By Katie Fallon

Finger pointing and allegations of improprieties flew at the Sept. 18 City Council meeting before the council voted against allowing a 31-home development that would have included a 10,500-square-foot home for 12 priests.

The application also included two concurrent variances, but the sticking point in all the community meetings leading up to the Tuesday evening vote, as well as the council meeting itself, was the home developer Richard Donner and Southern Gentry wanted to include for the dozen members of the Legionnaires of Christ, which is an arm of the Catholic Church.

In the end, council members Diane Friess, Rusty Paul, Ashley Jenkins and Tibby DeJulio voted against the project because they viewed the church as an inconsistent addition to the surrounding Greenland Road neighborhoods and not the intention of the CUP zoning Donner was requesting.

Donner’s plan for the home was to build a 12-bedroom, 12-bathroom house with an eight-car garage and a chapel designed to house the priests prayer services four times a day.

But the allegations of improprieties came when it was revealed for the first time in the myriad of public meetings that Donner had promised to make a $7,500 donation to High Point Elementary School once his project was approved.

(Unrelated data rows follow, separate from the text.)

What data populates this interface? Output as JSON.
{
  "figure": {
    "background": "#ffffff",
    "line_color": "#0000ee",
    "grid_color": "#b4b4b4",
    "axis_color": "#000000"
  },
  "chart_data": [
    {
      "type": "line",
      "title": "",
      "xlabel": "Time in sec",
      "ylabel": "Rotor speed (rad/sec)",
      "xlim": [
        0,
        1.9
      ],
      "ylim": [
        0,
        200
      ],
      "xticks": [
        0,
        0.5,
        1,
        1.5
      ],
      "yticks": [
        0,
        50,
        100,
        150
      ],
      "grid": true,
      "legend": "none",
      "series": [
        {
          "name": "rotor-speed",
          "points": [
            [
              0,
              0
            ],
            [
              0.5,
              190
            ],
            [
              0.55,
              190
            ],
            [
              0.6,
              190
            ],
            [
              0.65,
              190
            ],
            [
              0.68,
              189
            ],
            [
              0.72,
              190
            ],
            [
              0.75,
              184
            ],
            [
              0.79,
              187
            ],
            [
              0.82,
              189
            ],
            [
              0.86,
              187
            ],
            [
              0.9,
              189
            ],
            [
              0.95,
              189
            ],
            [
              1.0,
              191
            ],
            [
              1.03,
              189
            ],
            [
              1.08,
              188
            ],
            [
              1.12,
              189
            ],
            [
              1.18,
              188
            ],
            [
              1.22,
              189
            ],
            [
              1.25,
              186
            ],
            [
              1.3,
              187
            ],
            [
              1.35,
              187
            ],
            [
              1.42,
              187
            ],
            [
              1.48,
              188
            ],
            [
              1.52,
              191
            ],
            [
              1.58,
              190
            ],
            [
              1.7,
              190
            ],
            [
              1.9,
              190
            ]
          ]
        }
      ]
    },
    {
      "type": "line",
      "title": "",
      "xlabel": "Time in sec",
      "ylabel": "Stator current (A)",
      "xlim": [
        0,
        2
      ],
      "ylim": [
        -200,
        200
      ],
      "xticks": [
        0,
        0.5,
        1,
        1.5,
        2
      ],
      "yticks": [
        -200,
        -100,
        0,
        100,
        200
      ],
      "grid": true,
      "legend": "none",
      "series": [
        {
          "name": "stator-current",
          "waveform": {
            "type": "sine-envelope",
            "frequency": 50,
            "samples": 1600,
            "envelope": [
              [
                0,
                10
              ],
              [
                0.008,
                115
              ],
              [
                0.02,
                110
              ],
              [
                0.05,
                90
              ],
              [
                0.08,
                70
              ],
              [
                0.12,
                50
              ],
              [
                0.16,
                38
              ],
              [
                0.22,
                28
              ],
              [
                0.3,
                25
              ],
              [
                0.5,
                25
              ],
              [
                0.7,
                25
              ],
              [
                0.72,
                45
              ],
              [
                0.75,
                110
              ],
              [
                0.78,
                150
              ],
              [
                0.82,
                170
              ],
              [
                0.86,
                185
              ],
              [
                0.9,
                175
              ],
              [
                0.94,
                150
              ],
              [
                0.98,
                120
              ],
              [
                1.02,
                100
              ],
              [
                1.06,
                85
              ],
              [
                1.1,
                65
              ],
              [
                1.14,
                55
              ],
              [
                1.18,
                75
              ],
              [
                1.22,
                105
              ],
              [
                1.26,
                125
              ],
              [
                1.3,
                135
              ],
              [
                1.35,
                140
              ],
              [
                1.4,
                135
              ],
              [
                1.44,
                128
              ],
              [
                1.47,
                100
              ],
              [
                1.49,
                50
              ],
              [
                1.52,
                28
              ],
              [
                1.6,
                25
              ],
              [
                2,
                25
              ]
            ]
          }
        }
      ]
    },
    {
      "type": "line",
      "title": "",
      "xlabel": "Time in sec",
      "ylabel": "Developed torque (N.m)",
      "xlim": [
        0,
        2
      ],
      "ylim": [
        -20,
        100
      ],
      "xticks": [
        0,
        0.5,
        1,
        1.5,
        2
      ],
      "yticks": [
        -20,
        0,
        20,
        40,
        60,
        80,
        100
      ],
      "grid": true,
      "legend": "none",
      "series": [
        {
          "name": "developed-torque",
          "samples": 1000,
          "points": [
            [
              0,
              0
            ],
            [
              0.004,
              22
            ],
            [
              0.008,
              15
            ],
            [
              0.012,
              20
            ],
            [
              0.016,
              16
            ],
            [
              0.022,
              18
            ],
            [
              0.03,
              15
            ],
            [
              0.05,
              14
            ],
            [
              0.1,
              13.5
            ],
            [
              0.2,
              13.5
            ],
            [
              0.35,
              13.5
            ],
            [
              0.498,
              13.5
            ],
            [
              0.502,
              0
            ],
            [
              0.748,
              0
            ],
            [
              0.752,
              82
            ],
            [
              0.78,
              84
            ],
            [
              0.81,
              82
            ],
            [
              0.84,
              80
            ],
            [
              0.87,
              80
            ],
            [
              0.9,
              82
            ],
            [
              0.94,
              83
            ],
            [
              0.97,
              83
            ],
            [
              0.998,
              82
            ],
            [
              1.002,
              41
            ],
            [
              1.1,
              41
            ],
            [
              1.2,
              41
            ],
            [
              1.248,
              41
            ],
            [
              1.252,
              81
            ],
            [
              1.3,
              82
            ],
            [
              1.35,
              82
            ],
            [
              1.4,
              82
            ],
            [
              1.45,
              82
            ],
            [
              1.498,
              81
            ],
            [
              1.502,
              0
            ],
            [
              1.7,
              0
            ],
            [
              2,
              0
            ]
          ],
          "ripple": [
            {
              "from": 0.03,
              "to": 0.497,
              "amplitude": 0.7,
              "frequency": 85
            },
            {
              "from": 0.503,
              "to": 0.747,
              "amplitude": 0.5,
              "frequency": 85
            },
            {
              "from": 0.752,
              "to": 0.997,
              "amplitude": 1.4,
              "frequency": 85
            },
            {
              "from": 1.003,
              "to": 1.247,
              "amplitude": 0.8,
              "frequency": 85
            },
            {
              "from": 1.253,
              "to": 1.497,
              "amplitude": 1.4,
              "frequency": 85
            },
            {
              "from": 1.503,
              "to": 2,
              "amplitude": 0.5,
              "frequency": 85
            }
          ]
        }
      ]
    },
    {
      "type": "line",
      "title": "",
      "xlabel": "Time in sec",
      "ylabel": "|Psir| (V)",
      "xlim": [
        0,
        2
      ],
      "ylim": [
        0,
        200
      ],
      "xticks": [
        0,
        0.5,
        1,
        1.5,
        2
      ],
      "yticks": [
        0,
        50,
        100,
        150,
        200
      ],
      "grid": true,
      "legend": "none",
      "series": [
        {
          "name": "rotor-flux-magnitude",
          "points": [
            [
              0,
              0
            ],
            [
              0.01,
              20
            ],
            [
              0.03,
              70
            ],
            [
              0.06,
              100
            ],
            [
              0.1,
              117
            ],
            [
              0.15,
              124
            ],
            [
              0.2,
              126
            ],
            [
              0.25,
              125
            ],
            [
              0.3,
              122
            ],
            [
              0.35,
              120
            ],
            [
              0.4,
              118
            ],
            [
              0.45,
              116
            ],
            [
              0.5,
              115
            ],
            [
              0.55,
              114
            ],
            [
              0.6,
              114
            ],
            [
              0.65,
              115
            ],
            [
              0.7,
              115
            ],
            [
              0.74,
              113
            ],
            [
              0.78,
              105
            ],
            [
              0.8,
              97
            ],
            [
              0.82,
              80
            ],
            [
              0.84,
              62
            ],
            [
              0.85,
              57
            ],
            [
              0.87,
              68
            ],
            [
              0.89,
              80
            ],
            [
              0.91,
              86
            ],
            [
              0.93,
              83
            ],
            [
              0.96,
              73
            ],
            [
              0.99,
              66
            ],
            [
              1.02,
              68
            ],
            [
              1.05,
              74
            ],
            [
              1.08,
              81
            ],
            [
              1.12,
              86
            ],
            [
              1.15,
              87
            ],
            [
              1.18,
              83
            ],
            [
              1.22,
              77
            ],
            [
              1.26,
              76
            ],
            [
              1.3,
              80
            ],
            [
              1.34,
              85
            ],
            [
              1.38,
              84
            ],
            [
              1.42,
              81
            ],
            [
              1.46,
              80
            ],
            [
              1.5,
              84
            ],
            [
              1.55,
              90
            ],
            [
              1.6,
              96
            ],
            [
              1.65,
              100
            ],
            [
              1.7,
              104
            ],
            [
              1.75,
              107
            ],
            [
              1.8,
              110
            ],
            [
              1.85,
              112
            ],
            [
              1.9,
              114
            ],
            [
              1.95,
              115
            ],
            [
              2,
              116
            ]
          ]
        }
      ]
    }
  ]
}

The High Point Civic Association has been Donner’s most vocal supporter.

Paul initiated the allegations when he accused Donner of outright lying to him the day prior to the meeting. Donner visited Paul’s office and told him he had not made any contributions to his supporters. Donner, however, said he did not lie because he has not made any such payments yet.

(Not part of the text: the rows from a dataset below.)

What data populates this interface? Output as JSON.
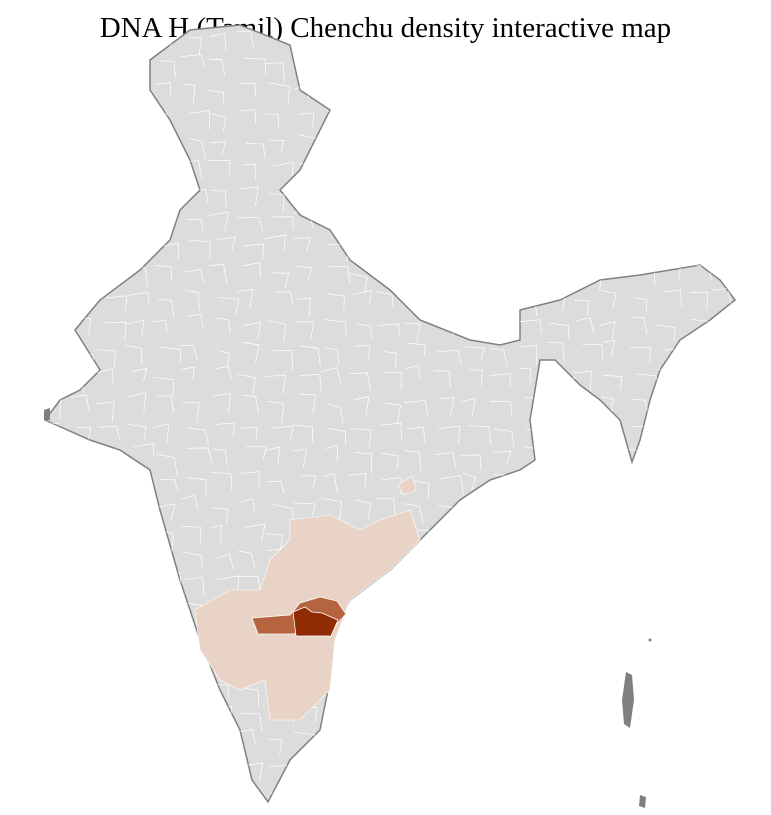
{
  "title": "DNA H (Tamil) Chenchu density interactive map",
  "colors": {
    "no_data": "#dcdcdc",
    "border": "#808080",
    "district_border": "#ffffff",
    "low": "#e8d3c6",
    "medium": "#b5643f",
    "high": "#8f2c04"
  }
}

Similarly, Paul alleged that Donner attempted to attack Community Development Director Nancy Leathers’ character when Donner said Leathers told him not to refer to the home as a church when presenting the plan to the council.

“I was incredulous by that,” Paul said. “I’ve found her to be unbelievably trustworthy and truthful and up front in every instance. When I asked her about it, she was flabbergasted that would be [Donner’s] interpretation.”

One of the most telling statements made by the council came from DeJulio, who all but denounced the High Point Civic Association for their deal with Donner. DeJulio was a long time board member until he had to remove himself when he ran for city council.

“To me, this ends the credibility of the High Point Civic Association,” DeJulio said.

The Ledgemont Homeowners Association, which has been a vocal opponent of Donner’s at every public meeting, was pleased with the decision. Caroline Kresky, a member of the group’s zoning committee, has helped fight the project for several months.

“I’m delighted,” Kresky said. “I think that it was the correct decision. This rectory is of no conceivable benefit to my community or any of the surrounding communities. It is a personal mission of Mr. Donner’s.”

Donner, however, was not deterred by either the allegations made against him or the vote itself. He said he is planning an appeal.

“I will come back,” Donner said. “There are several options, but we will certainly look at all of our options and we will be back.”

Donner also leveled his own allegations against the city council.

“It seemed to me like a lot of people had personal bias and personal intentions from the beginning. That’s how they chose to vote, despite the overwhelming evidence of our rights to be there, the priests’ rights to be there, the overwhelming support we have from the community, the staff support and the Planning Commission support. The individual council members that voted against us have there own agenda.”

District 6 councilwoman Karen Meinzen McEnerny, who was the lone opposition vote, said she has never seen an issue cause as much tension as the Southern Gentry development has.

“Frankly, it has been one of the most contentious zoning issues since I’ve been on the city council,” she said.